My first flight took place in the second year of the Academy - it was an introductory flight to the Aeroclub, where we went with a friend. When after it we sat and shared our impressions, my dad's colleague came up and offered to fly more - as it turned out, he was flying as an instructor. He let me feel the full control of this plane.

The first training flight was very spontaneous and unexpected: I collected all the necessary documents for the practice and was waiting to be instructed to go for it. One evening there was a bell - I had to be ready to leave in the morning. Of course, I got ready to run and stood there waiting in the morning. The bus ride was very long, especially on the PAZik - as it turned out later, we spent more time on the road than our flights. I was the first one in the group, so the instructor who met us gave me the flight relief and introduced me to the aerodrome on the way to the plane. The flight itself was fast, but the instructor was so good that there was a lot of impressions and knowledge left.

The first time we flew the airfield training on Boeing, and the second time, two days later, we were already on a regular flight as pilots. I went to the airfield training with a friend with whom we were training together and had a simulator. We came to the airport "Borispol", a whole 737-500 and one of the airport lanes was allocated for us. We performed 6 takeoffs/landings, which took an hour and a half each, but this time flew so imperceptibly that it felt like we had just started. Satisfied and happy, we went home, and two days later I was on my first working flight to Vienna. The instructor was so interesting that the communication and training were interrupted only for procedural moments and negotiations with the dispatcher.

With time, due to the large number of flights, the feeling dulled, but any such pleasant moment you remember with a smile.

Working at SkyUp

I worked at another airline for seven years. I liked everything, but the question of my joining the aircraft commanders was postponed.

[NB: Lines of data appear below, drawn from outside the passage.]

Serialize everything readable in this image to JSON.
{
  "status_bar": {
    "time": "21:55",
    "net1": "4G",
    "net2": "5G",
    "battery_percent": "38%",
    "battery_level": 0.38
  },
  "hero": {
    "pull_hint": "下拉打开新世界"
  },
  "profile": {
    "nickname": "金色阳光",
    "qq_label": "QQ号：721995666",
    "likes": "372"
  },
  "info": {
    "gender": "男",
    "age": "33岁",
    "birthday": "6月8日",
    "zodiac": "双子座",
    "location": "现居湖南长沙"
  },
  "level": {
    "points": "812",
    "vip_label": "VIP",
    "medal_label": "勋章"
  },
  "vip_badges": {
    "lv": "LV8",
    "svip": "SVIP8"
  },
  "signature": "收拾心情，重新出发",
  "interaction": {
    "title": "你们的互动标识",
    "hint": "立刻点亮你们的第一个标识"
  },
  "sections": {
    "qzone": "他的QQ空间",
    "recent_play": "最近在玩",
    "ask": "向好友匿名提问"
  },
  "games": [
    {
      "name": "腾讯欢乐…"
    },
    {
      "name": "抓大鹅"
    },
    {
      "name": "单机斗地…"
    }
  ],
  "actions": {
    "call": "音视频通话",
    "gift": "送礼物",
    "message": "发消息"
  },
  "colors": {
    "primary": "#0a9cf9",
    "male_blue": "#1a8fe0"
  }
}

After consulting with different people and getting to know the situation at other companies, my choice was obvious - SkyUp. The company has a good growth rate, has many ambitions and a great desire for further development, everything is as friendly and open as possible.

Although I immediately sent my CV and expected to be invited to an interview, the call from SkyUp was unexpected. We agreed on a meeting quickly enough - I didn't even fully understand what had happened.  At the interview itself, we talked for a long time about different topics, different areas of my life, and when the conversation came to an end, there was a desire to talk more.

After that there was a long wait for the technical interview, which took place three weeks later. During this time there were fears and twists, but everything turned out great, and the day after the technical interview I was called, said that I liked and fit, offered to "sit down to study" in 2 weeks.

Even before working for SkyUp, I heard a lot of positive feedback. Now, being in the team, I can say that I feel comfortable. This is a team that always supports and grows together.

Profession is a pilot.

I somehow had it in me that my friends always knew that I would be a pilot and got used to it. A friend of a classmate recently reminded me that some of my white shirts I wore in the lyceum were already with loops for the chases.

People who are unfamiliar, of course, are surprised to learn about my profession, begin to ask a lot of questions, and then summarize that, perhaps, I am often asked similar questions and that it is time to make a booklet with answers to the top popular questions.

I am often asked how many countries I have visited, so I even downloaded a program to my phone to keep records. According to the flight book, I flew to 41 countries, but most of these flights were turn-around, which means we're flying somewhere and there's no time even to walk around the terminal, because in an hour it's time to fly home, and the plane has to be prepared for departure.

Only in 11 of these countries our crew had enough time to rest, and I could go for a walk.

Aviation is people...

Everyone here is in love with their profession and you can find many friends. Now, when I'm on vacation, I miss the planes very much, so I go to fly small planes or try to fly to other countries to at least somehow experience the feeling of flight.